In Schaumburg, Ill., Gwen Hilsabeck rose at 4 a.m. Sunday for a 90-minute drive from her house in downstate Pontiac, Ill., through early-morning snow flurries to Woodfield Mall., northwest of Chicago.
“I bought two dresses on sale at Ann Taylor, and I bought four dresses on the clearance rack at Nordstrom,” said Ms. Hilsabeck, a hospice-company manager who said she had spent between $800 and $900 so far.
“I’m spending more on myself because I’m starting to feel a little more at ease,” she said, “and my 401(k) has stopped going down.”
Where the snowstorms were not a factor, stores prepared for a wave of shoppers using gift cards. At J.C. Penney, Dec. 26 is usually the second-biggest day of the year in terms transactions volume, including returns, exchanges and new purchases, said Myron E. Ullman III, chairman and chief executive of J.C. Penney.
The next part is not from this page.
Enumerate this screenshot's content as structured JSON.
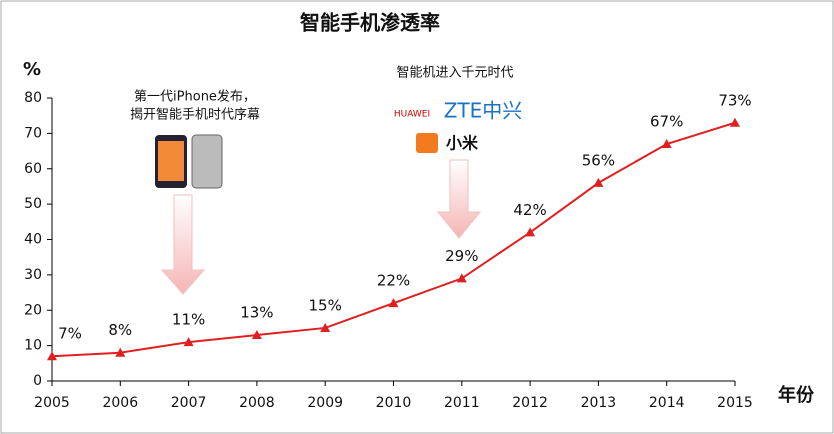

J.C. Penney goes after teenagers, who are frequent gift-card recipients, on Dec. 26 by bringing in new merchandise. People “have got money in their hand if they’ve got a gift card,” Mr. Ullman said.
Indeed, gift cards continued to be popular this year, and some shoppers said they were trying to maximize their value by using them during after-Christmas sales.
“It lets you shop the day after Christmas, so you can save a lot of money,” said Shelly Lara, 42, an in-home nurse from Ashtabula, Ohio.
She said that even though her family was doing fine financially, the Cleveland Clinic, which owned her company, had announced some layoffs, and her husband’s company stopped contributing to his 401(k) for six months.
“There were some scares,” Ms. Lara said. “We wanted to make sure we got the most for our money.”
Stores seemed to have planned for the holiday season appropriately, with few resorting to the huge price slashing of the past couple of years.
“There was a good match between inventory and demand,” Mr. McNamara of SpendingPulse said. “I didn’t see any evidence of unusual discounting.”
For shoppers, that meant that the hunt for deals was a bit harder after Christmas this year.
“I remember a few years ago when you could double your money if you went shopping the day after Christmas,” said Kim Rayburn, 40, a hairdresser who was looking at costume jewelry at Forever 21 at Polaris Fashion Place in Columbus, Ohio, with her daughter Samantha, 12. “It’s not like that anymore. Now it seems just like a regular shopping day.”